Patients meeting the AIRWAYS-3 inclusion criteria will be enrolled. Aged > 18, undergoing cardiopulmonary resuscitation and a clinician present able to perform both tracheal intubation and insertion of an SGA.
Patients in the emergency department, patients under 18 and pregnant patients will excluded. Patients will be treated exactly as per the AIRWAYS-3 protocol.
Following randomisation a VFD device will be placed in the breathing system (Figure 2). The device will be left in situ until manual ventilation ceases during the IHCA event. The VFD will be used with the screen deactivated so as not to affect the airways rescuers normal practice. Cessation of manual ventilation may occur for the following reasons: patient resumed breathing spontaneously, use of mechanical ventilator, decision to stop resuscitation event (death).
Anonymised ventilation data will be downloaded following each IHCA event. The following data will be collected alongside from the existing NCAA data and AIRWAYS-3 CRF.
Respiratory data to be collected from VFD:
Mean and range values will be recorded for each parameter and grouped according to advanced airway device used.
Data will be analysed using a commercial statistical software package. Descriptive and comparative statistical calculations will be performed including mean/median average, standard deviation, correlation, the Chi Square and Student t tests. Correlations and predictions will include regression analysis, Wilcoxon Rank Sum and ANOVA. If more advanced statistical analysis is required (the need for which will be based on the results from the simple statistical calculations and quality of data obtained), then a formal statistical consult will be sought from the Warwick Clinical Trials Unit.

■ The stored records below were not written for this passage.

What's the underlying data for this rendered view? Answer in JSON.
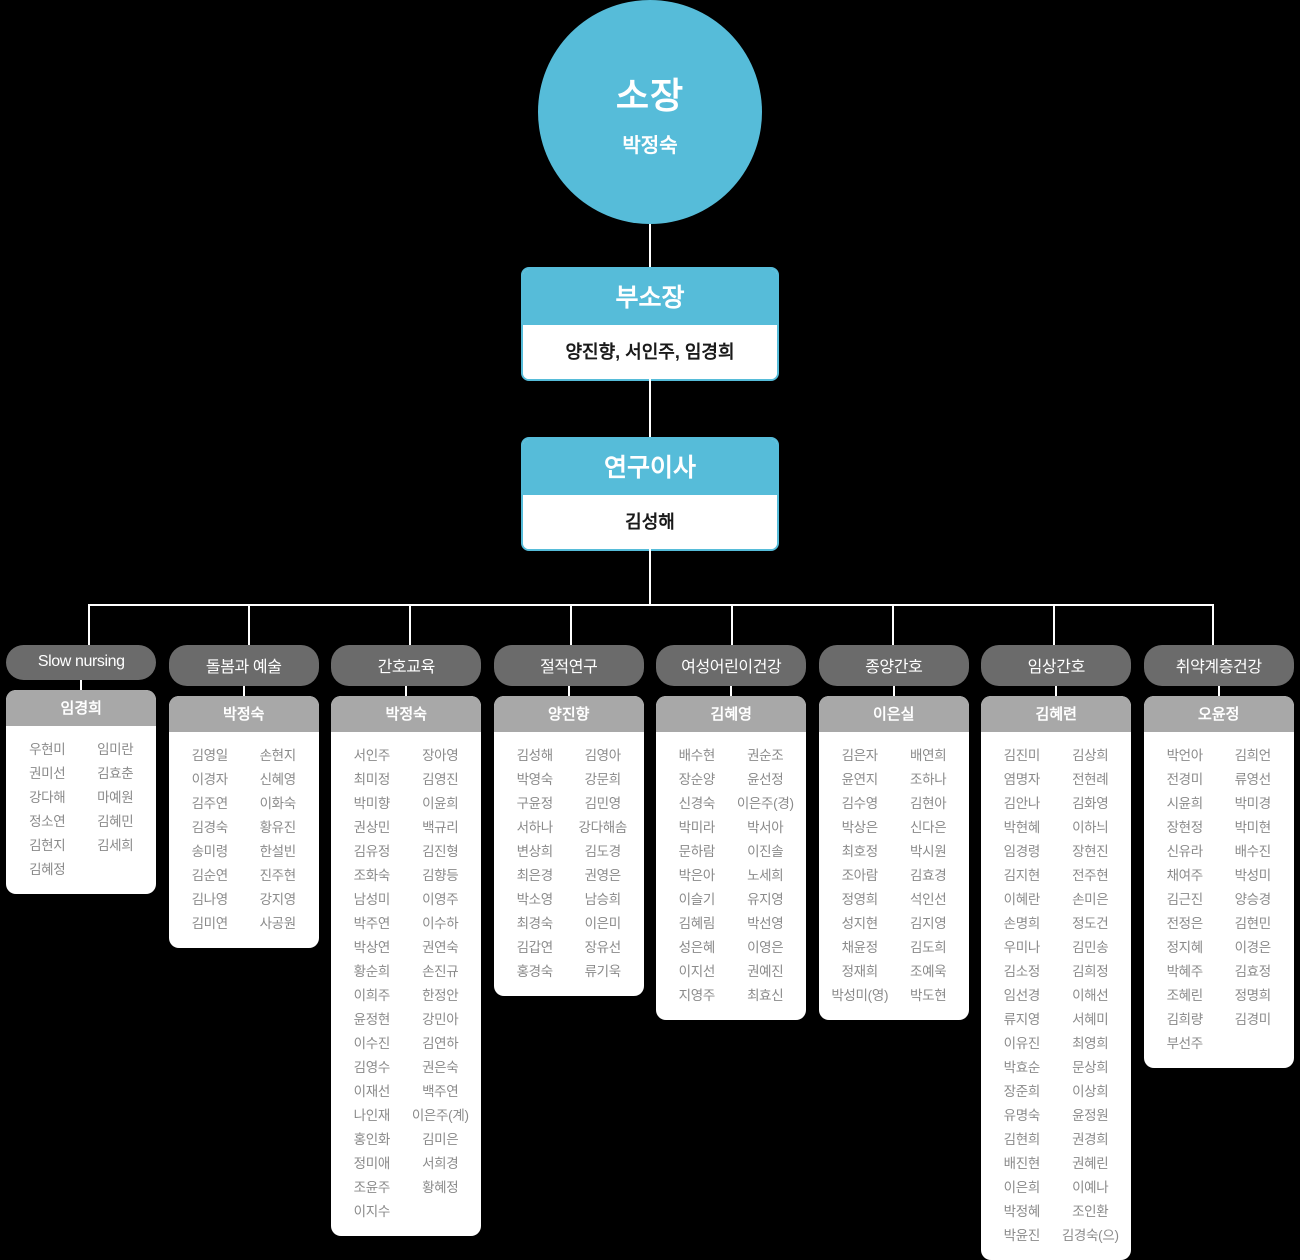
{
  "org": {
    "director": {
      "title": "소장",
      "name": "박정숙"
    },
    "vice_director": {
      "title": "부소장",
      "name": "양진향, 서인주, 임경희"
    },
    "research_director": {
      "title": "연구이사",
      "name": "김성해"
    }
  },
  "colors": {
    "accent": "#56bcd9",
    "dept_header": "#6b6b6b",
    "dept_lead": "#a8a8a8",
    "background": "#000000",
    "card": "#ffffff",
    "member_text": "#8a8a8a"
  },
  "departments": [
    {
      "name": "Slow nursing",
      "lead": "임경희",
      "members_left": [
        "우현미",
        "권미선",
        "강다해",
        "정소연",
        "김현지",
        "김혜정"
      ],
      "members_right": [
        "임미란",
        "김효춘",
        "마예원",
        "김혜민",
        "김세희"
      ]
    },
    {
      "name": "돌봄과 예술",
      "lead": "박정숙",
      "members_left": [
        "김영일",
        "이경자",
        "김주연",
        "김경숙",
        "송미령",
        "김순연",
        "김나영",
        "김미연"
      ],
      "members_right": [
        "손현지",
        "신혜영",
        "이화숙",
        "황유진",
        "한설빈",
        "진주현",
        "강지영",
        "사공원"
      ]
    },
    {
      "name": "간호교육",
      "lead": "박정숙",
      "members_left": [
        "서인주",
        "최미정",
        "박미향",
        "권상민",
        "김유정",
        "조화숙",
        "남성미",
        "박주연",
        "박상연",
        "황순희",
        "이희주",
        "윤정현",
        "이수진",
        "김영수",
        "이재선",
        "나인재",
        "홍인화",
        "정미애",
        "조윤주",
        "이지수"
      ],
      "members_right": [
        "장아영",
        "김영진",
        "이윤희",
        "백규리",
        "김진형",
        "김향등",
        "이영주",
        "이수하",
        "권연숙",
        "손진규",
        "한정안",
        "강민아",
        "김연하",
        "권은숙",
        "백주연",
        "이은주(계)",
        "김미은",
        "서희경",
        "황혜정"
      ]
    },
    {
      "name": "절적연구",
      "lead": "양진향",
      "members_left": [
        "김성해",
        "박영숙",
        "구윤정",
        "서하나",
        "변상희",
        "최은경",
        "박소영",
        "최경숙",
        "김갑연",
        "홍경숙"
      ],
      "members_right": [
        "김영아",
        "강문희",
        "김민영",
        "강다해솜",
        "김도경",
        "권영은",
        "남승희",
        "이은미",
        "장유선",
        "류기욱"
      ]
    },
    {
      "name": "여성어린이건강",
      "lead": "김혜영",
      "members_left": [
        "배수현",
        "장순양",
        "신경숙",
        "박미라",
        "문하람",
        "박은아",
        "이슬기",
        "김혜림",
        "성은혜",
        "이지선",
        "지영주"
      ],
      "members_right": [
        "권순조",
        "윤선정",
        "이은주(경)",
        "박서아",
        "이진솔",
        "노세희",
        "유지영",
        "박선영",
        "이영은",
        "권예진",
        "최효신"
      ]
    },
    {
      "name": "종양간호",
      "lead": "이은실",
      "members_left": [
        "김은자",
        "윤연지",
        "김수영",
        "박상은",
        "최호정",
        "조아람",
        "정영희",
        "성지현",
        "채윤정",
        "정재희",
        "박성미(영)"
      ],
      "members_right": [
        "배연희",
        "조하나",
        "김현아",
        "신다은",
        "박시원",
        "김효경",
        "석인선",
        "김지영",
        "김도희",
        "조예욱",
        "박도현"
      ]
    },
    {
      "name": "임상간호",
      "lead": "김혜련",
      "members_left": [
        "김진미",
        "염명자",
        "김안나",
        "박현혜",
        "임경령",
        "김지현",
        "이혜란",
        "손명희",
        "우미나",
        "김소정",
        "임선경",
        "류지영",
        "이유진",
        "박효순",
        "장준희",
        "유명숙",
        "김현희",
        "배진현",
        "이은희",
        "박정혜",
        "박윤진"
      ],
      "members_right": [
        "김상희",
        "전현례",
        "김화영",
        "이하늬",
        "장현진",
        "전주현",
        "손미은",
        "정도건",
        "김민송",
        "김희정",
        "이해선",
        "서혜미",
        "최영희",
        "문상희",
        "이상희",
        "윤정원",
        "권경희",
        "권혜린",
        "이예나",
        "조인환",
        "김경숙(으)"
      ]
    },
    {
      "name": "취약계층건강",
      "lead": "오윤정",
      "members_left": [
        "박언아",
        "전경미",
        "시윤희",
        "장현정",
        "신유라",
        "채여주",
        "김근진",
        "전정은",
        "정지혜",
        "박혜주",
        "조혜린",
        "김희량",
        "부선주"
      ],
      "members_right": [
        "김희언",
        "류영선",
        "박미경",
        "박미현",
        "배수진",
        "박성미",
        "양승경",
        "김현민",
        "이경은",
        "김효정",
        "정명희",
        "김경미"
      ]
    }
  ]
}
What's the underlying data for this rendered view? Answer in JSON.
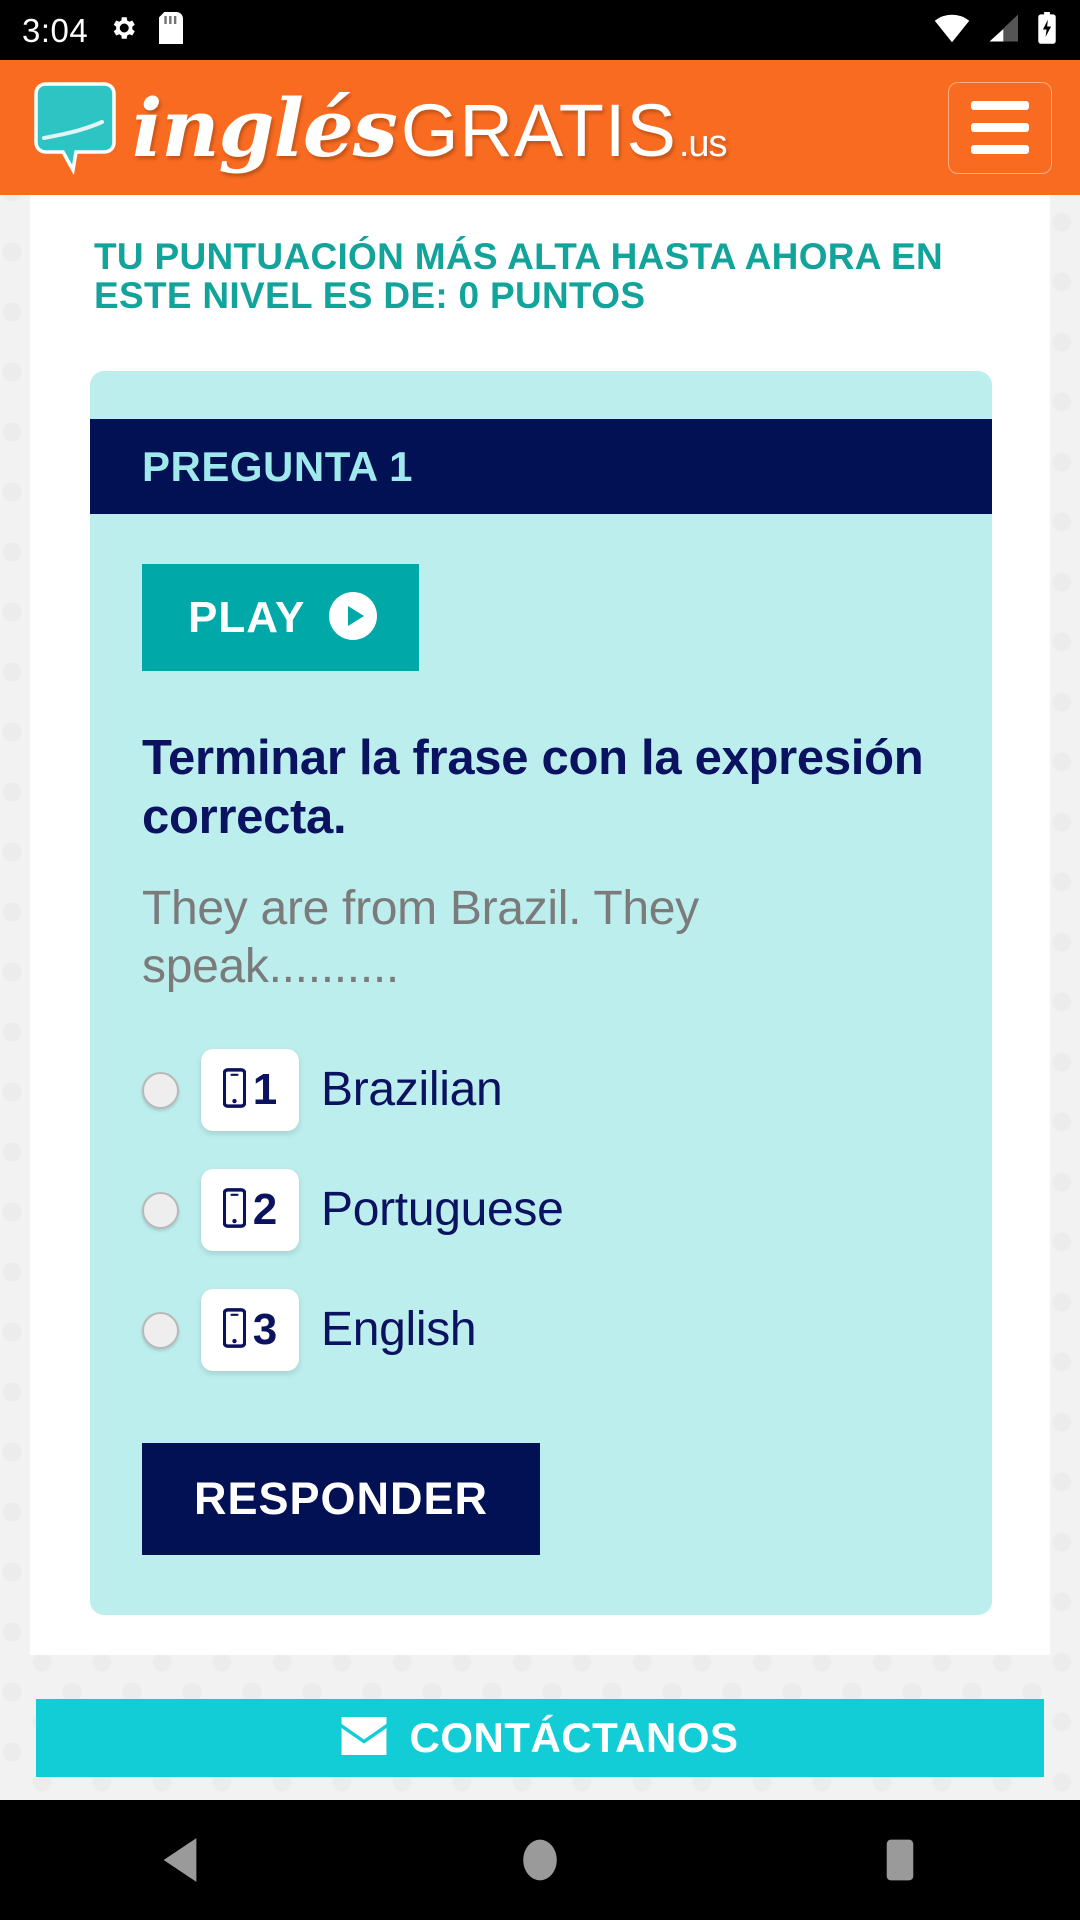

Sample Size A power calculation has been completed. Experimental bench data suggests manual bag ventilation achieved tidal volumes of 480ml during cardiopulmonary resuscitation. Based on a mean tidal volume of 500ml to detect a minimal difference of 100ml with a standard deviation of 100ml with power set at 80% and significance of 0.05. The study will require 15 participants per group. Total sample size = 30.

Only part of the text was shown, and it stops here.